マイニングには(3)の「その他の値」が大きく関わってきます。それが下のイラストにある「ハッシュ値」や「ナンス値」。

ハッシュ値やナンス値の詳しい説明は割愛します。ここでは「新しいブロックを生成するために必要な数値」と考えてください。
マイニングに参加する人(企業や個人)をマイナーと呼びます。マイナーたちはこの必要な数値を見つけるために計算競争をしています。
この計算は、例えるなら非常に多くのサイコロを、特定の目がそろうまで振り続けるというもの。ものすごく地道な作業ですね。そのため膨大なデータを処理する能力が求められ、高性能なコンピュータやそれを動かし続ける電力が必要になります。
その値が見つかると、新たなブロックが完成します。計算に成功したマイナーは報酬をビットコインで得ることができます。現在の報酬は12.5BTC(=約1275万円<1BTC=約102万円 ※2019年8月31日時点>)です。
ビットコインの場合はおよそ10分間隔で次のブロックが生成されるようになっています。その時々のマイナーの参加数や計算能力に応じて、計算の難易度は調整されているのだとか。
ブロック生成の複雑な手続き
そもそもどうしてこんなに複雑なことをするのでしょう? それはひとえに“取引の正確性を担保するため”です。ビットコインは、参加するみんなでデータを共有し、監視し合うことや、複雑な値の計算を課すことによって、不正や改ざんを防ぎ、取引の安全を守ってきたのです。
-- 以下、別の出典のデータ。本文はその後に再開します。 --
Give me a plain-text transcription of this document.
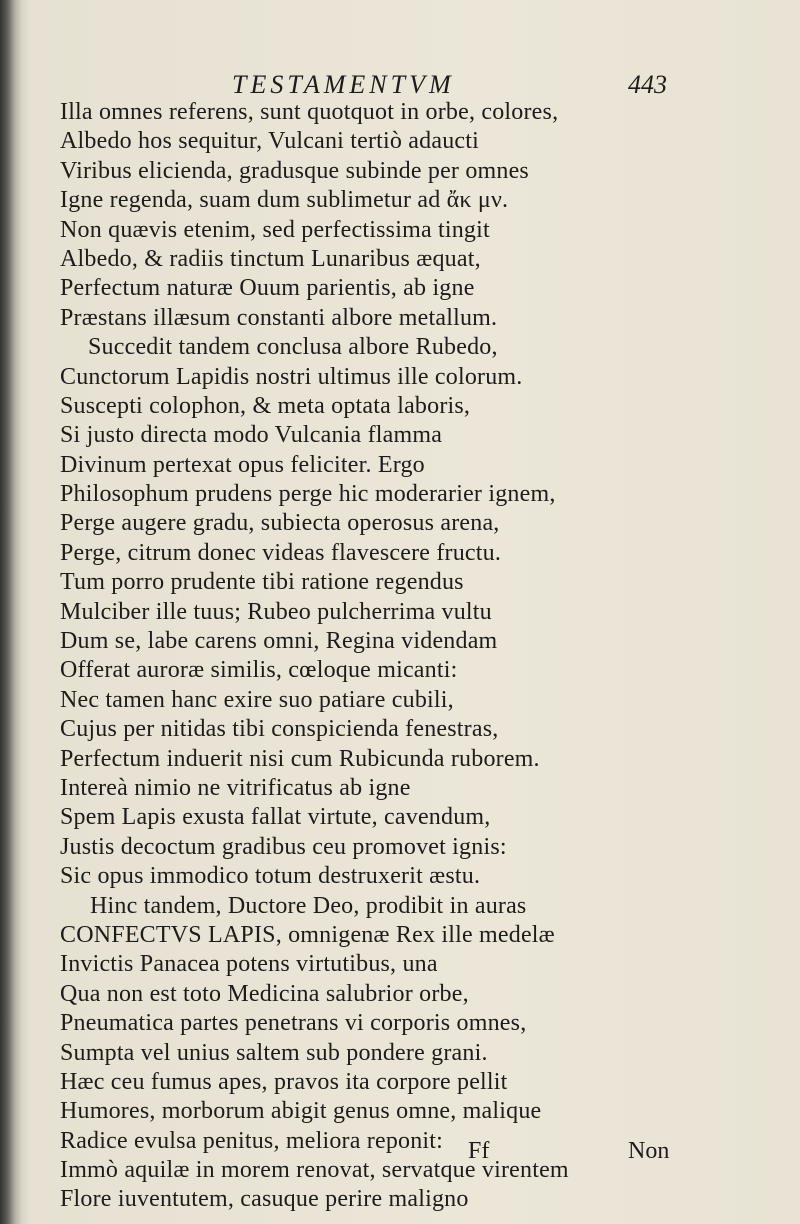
TESTAMENTVM	443
Illa omnes referens, sunt quotquot in orbe, colores,
Albedo hos sequitur, Vulcani tertiò adaucti
Viribus elicienda, gradusque subinde per omnes
Igne regenda, suam dum sublimetur ad ἄκ μν.
Non quævis etenim, sed perfectissima tingit
Albedo, & radiis tinctum Lunaribus æquat,
Perfectum naturæ Ouum parientis, ab igne
Præstans illæsum constanti albore metallum.
Succedit tandem conclusa albore Rubedo,
Cunctorum Lapidis nostri ultimus ille colorum.
Suscepti colophon, & meta optata laboris,
Si justo directa modo Vulcania flamma
Divinum pertexat opus feliciter. Ergo
Philosophum prudens perge hic moderarier ignem,
Perge augere gradu, subiecta operosus arena,
Perge, citrum donec videas flavescere fructu.
Tum porro prudente tibi ratione regendus
Mulciber ille tuus; Rubeo pulcherrima vultu
Dum se, labe carens omni, Regina videndam
Offerat auroræ similis, cœloque micanti:
Nec tamen hanc exire suo patiare cubili,
Cujus per nitidas tibi conspicienda fenestras,
Perfectum induerit nisi cum Rubicunda ruborem.
Intereà nimio ne vitrificatus ab igne
Spem Lapis exusta fallat virtute, cavendum,
Justis decoctum gradibus ceu promovet ignis:
Sic opus immodico totum destruxerit æstu.
Hinc tandem, Ductore Deo, prodibit in auras
CONFECTVS LAPIS, omnigenæ Rex ille medelæ
Invictis Panacea potens virtutibus, una
Qua non est toto Medicina salubrior orbe,
Pneumatica partes penetrans vi corporis omnes,
Sumpta vel unius saltem sub pondere grani.
Hæc ceu fumus apes, pravos ita corpore pellit
Humores, morborum abigit genus omne, malique
Radice evulsa penitus, meliora reponit:
Immò aquilæ in morem renovat, servatque virentem
Flore iuventutem, casuque perire maligno
Ff	Non
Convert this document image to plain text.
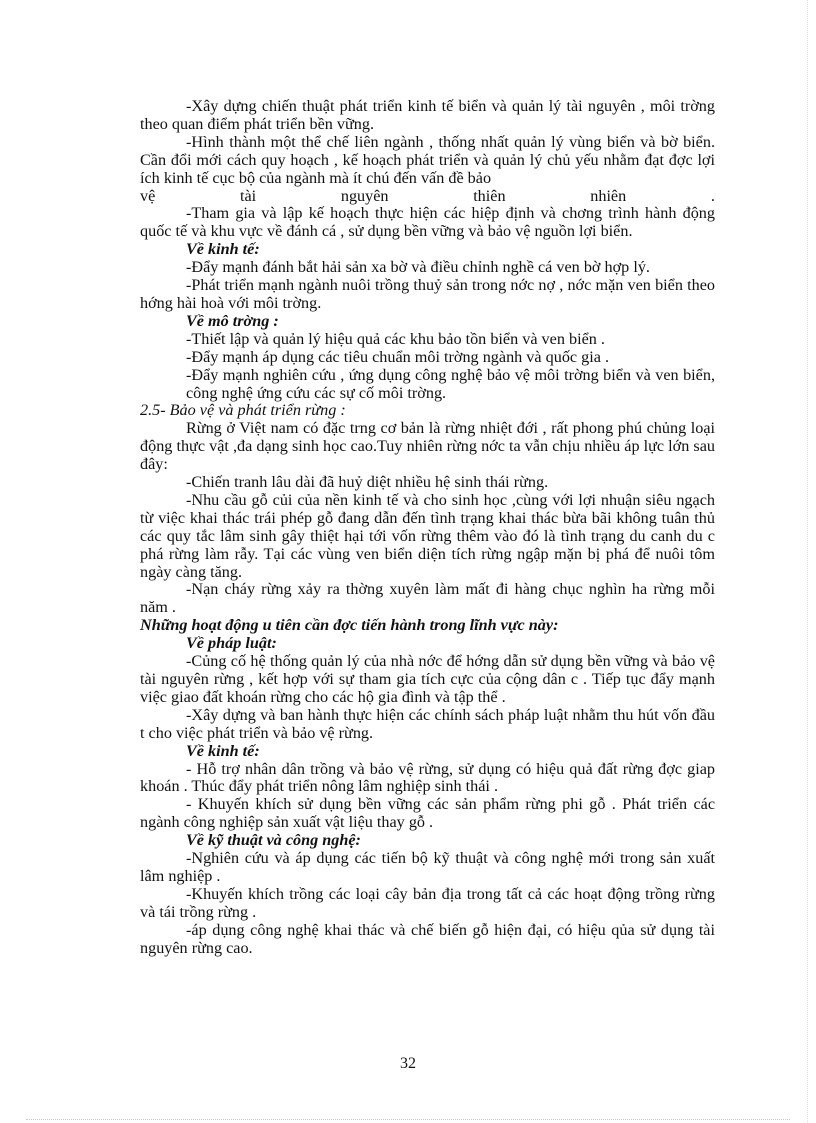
-Xây dựng chiến thuật phát triển kinh tế biển và quản lý tài nguyên , môi trờng theo quan điểm phát triển bền vững.

-Hình thành một thể chế liên ngành , thống nhất quản lý vùng biển và bờ biển. Cần đổi mới cách quy hoạch , kế hoạch phát triển và quản lý chủ yếu nhằm đạt đợc lợi ích kinh tế cục bộ của ngành mà ít chú đến vấn đề bảo

vệ	tài	nguyên	thiên	nhiên	.

-Tham gia và lập kế hoạch thực hiện các hiệp định và chơng trình hành động quốc tế và khu vực về đánh cá , sử dụng bền vững và bảo vệ nguồn lợi biển.

Về kinh tế:

-Đẩy mạnh đánh bắt hải sản xa bờ và điều chỉnh nghề cá ven bờ hợp lý.

-Phát triển mạnh ngành nuôi trồng thuỷ sản trong nớc nợ , nớc mặn ven biển theo hớng hài hoà với môi trờng.

Về mô trờng :

-Thiết lập và quản lý hiệu quả các khu bảo tồn biển và ven biển .

-Đẩy mạnh áp dụng các tiêu chuẩn môi trờng ngành và quốc gia .

-Đẩy mạnh nghiên cứu , ứng dụng công nghệ bảo vệ môi trờng biển và ven biển, công nghệ ứng cứu các sự cố môi trờng.

2.5- Bảo vệ và phát triển rừng :

Rừng ở Việt nam có đặc trng cơ bản là rừng nhiệt đới , rất phong phú chủng loại động thực vật ,đa dạng sinh học cao.Tuy nhiên rừng nớc ta vẫn chịu nhiều áp lực lớn sau đây:

-Chiến tranh lâu dài đã huỷ diệt nhiều hệ sinh thái rừng.

-Nhu cầu gỗ củi của nền kinh tế và cho sinh học ,cùng với lợi nhuận siêu ngạch từ việc khai thác trái phép gỗ đang dẫn đến tình trạng khai thác bừa bãi không tuân thủ các quy tắc lâm sinh gây thiệt hại tới vốn rừng thêm vào đó là tình trạng du canh du c phá rừng làm rẫy. Tại các vùng ven biển diện tích rừng ngập mặn bị phá để nuôi tôm ngày càng tăng.

-Nạn cháy rừng xảy ra thờng xuyên làm mất đi hàng chục nghìn ha rừng mỗi năm .

Những hoạt động u tiên cần đợc tiến hành trong lĩnh vực này:

Về pháp luật:

-Củng cố hệ thống quản lý của nhà nớc để hớng dẫn sử dụng bền vững và bảo vệ tài nguyên rừng , kết hợp với sự tham gia tích cực của cộng dân c . Tiếp tục đẩy mạnh việc giao đất khoán rừng cho các hộ gia đình và tập thể .

-Xây dựng và ban hành thực hiện các chính sách pháp luật nhằm thu hút vốn đầu t cho việc phát triển và bảo vệ rừng.

Về kinh tế:

- Hỗ trợ nhân dân trồng và bảo vệ rừng, sử dụng có hiệu quả đất rừng đợc giap khoán . Thúc đẩy phát triển nông lâm nghiệp sinh thái .

- Khuyến khích sử dụng bền vững các sản phẩm rừng phi gỗ . Phát triển các ngành công nghiệp sản xuất vật liệu thay gỗ .

Về kỹ thuật và công nghệ:

-Nghiên cứu và áp dụng các tiến bộ kỹ thuật và công nghệ mới trong sản xuất lâm nghiệp .

-Khuyến khích trồng các loại cây bản địa trong tất cả các hoạt động trồng rừng và tái trồng rừng .

-áp dụng công nghệ khai thác và chế biến gỗ hiện đại, có hiệu qủa sử dụng tài nguyên rừng cao.

32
「暗号資産(仮想通貨)の不正流出」というニュースがしばしば報じられていますが、これも取引所がハッキングされただけで、ビットコインのブロックチェーンそのものに不備が生じたり、不正がなされたりしたわけではありません。ブロックチェーンや暗号資産が怪しいものという誤解はこのあたりから生まれているのかもしれませんね。
前回と今回の記事では、ビットコインのブロックチェーンを例にとって解説してきました。次回はビットコイン以外でブロックチェーンが活用されている事例を紹介します。